Electronic music may be suffering from the cruel cycles of cool at the moment, but Sheath (ugh, I really don’t like that title) shows that music of quality and distinction is still coming from that quarter. Yet more proof (if any were still needed) that all-instrumental machine-music can be as emotionally evocative, as sensuously exquisite, as heart-tenderising and soul-nourishing as any rock group you care to mention. (Like for instance Radiohead, whose Thom Yorke, as it happens, was a huge fan of the Northern "bleep" tracks released by Warp in the early Nineties). One can only hope this album finds the audience it deserves.
* the first really great techno album
Is this unfair to 808 State, who did Ninety a year earlier? Maybe, but not really, as I don't really think of that album as techno - it's more like a dreamy, ambient-tinged house record. Great album, and one that has lasted for me whereas Ex:Cel (which is slightly more techno, even has some hardcore-aspiring tunes on it, and came out in '91) hasn't endured.
Unfair to anyone else? Not sure what month it came out in '91, but Ultramarine might have pipped LFO to the post - but then again, Every Man and Woman Is A Star isn't really techno, is it? It's more acid meets chillout meets pastoral fusion.
Also that year was Orbital's debut - but Frequencies wipes the floor with that.
LFO labelmates Nightmares on Wax also debuted at album length in 1991 but Word of Science is already trying to expand beyond bleep and touching on the downtempo smoker's muzik of their later discography.
Unique 3's Jus' Unique came out in 1990. There's great stuff on it: deep-bleep like "Phase 3" and "Digicality", tuff little unit of a toon "Code 0274", plus the classic singles up to that point.

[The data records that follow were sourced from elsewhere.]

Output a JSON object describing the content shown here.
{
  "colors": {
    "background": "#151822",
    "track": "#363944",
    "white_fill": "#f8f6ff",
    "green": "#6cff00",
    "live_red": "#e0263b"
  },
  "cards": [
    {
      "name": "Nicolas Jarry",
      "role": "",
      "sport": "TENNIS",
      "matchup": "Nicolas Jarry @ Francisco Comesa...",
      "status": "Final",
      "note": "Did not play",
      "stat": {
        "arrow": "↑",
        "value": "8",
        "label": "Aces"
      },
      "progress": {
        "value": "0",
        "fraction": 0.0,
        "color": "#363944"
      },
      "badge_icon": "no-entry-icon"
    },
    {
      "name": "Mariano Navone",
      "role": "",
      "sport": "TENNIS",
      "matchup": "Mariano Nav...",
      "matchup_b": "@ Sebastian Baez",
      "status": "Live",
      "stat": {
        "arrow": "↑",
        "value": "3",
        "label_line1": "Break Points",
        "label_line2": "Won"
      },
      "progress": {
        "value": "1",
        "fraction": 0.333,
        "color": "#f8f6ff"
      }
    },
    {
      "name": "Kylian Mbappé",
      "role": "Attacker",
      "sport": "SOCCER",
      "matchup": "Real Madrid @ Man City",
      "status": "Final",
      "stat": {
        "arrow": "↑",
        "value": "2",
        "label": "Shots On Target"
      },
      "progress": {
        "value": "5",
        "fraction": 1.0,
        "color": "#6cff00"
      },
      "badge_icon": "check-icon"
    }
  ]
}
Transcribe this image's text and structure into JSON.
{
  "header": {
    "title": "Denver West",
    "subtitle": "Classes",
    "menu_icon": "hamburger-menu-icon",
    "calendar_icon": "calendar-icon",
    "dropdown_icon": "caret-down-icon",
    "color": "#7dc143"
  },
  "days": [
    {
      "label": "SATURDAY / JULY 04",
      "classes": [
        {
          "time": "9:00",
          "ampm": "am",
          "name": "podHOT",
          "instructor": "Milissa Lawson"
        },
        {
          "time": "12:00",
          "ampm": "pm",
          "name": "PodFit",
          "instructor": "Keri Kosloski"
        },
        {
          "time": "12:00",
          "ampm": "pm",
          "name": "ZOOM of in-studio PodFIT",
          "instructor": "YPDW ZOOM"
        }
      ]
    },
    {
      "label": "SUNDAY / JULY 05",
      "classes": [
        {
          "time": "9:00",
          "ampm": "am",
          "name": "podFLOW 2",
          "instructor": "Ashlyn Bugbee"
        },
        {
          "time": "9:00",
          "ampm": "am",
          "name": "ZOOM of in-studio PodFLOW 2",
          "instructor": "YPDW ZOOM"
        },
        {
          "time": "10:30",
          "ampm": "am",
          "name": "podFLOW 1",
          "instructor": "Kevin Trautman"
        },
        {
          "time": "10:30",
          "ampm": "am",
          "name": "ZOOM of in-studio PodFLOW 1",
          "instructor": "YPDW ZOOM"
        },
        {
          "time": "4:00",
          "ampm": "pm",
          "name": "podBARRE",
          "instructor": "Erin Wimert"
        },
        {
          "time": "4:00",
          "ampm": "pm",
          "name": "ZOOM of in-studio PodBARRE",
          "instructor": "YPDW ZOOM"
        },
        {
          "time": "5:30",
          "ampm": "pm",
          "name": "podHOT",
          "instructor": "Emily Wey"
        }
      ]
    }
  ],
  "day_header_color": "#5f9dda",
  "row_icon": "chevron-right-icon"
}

Overall, though, it's not quite on a par with Frequencies - bit too much of an eclectic sprawl, with some Rebel MC-ish rap tracks that are fun but a bit dated.
DHS did The Difference Between Noise and Music in '91 - I'll have to give that a relisten. Possibly a real contender against LFO. (I did give it a relisten and it's pretty interesting stuff but not as consummate as Frequencies)
Oh, blimey, how could I forget - there's A Guy Called Gerald's Automanikk, from 1990. I don't recall it quite being on a par with Frequencies, or even with Ninety (the apposite comparison). The great, all-time Gerald album is Black Secret Technology, with '92 's 28 Gun Bad Boy also a strong statement.
A couple of contenders - 4 Hero's In Rough Territory (but it's before they've really found their path, and I don't remember it being a great album - a bit rough, in fact, and not ruff-rough). And then Nexus 21's The Rhythm of Life (from as early as '89), which I think is pre-bleep and when they are still very much Detroit-emulative and specifically Kevin Saunderson fanboys.
Where else could we look for pipping-Frequencies-to-the-post possibles? Detroit? I don't think any of the major artists had done an album-album by that point. Germany?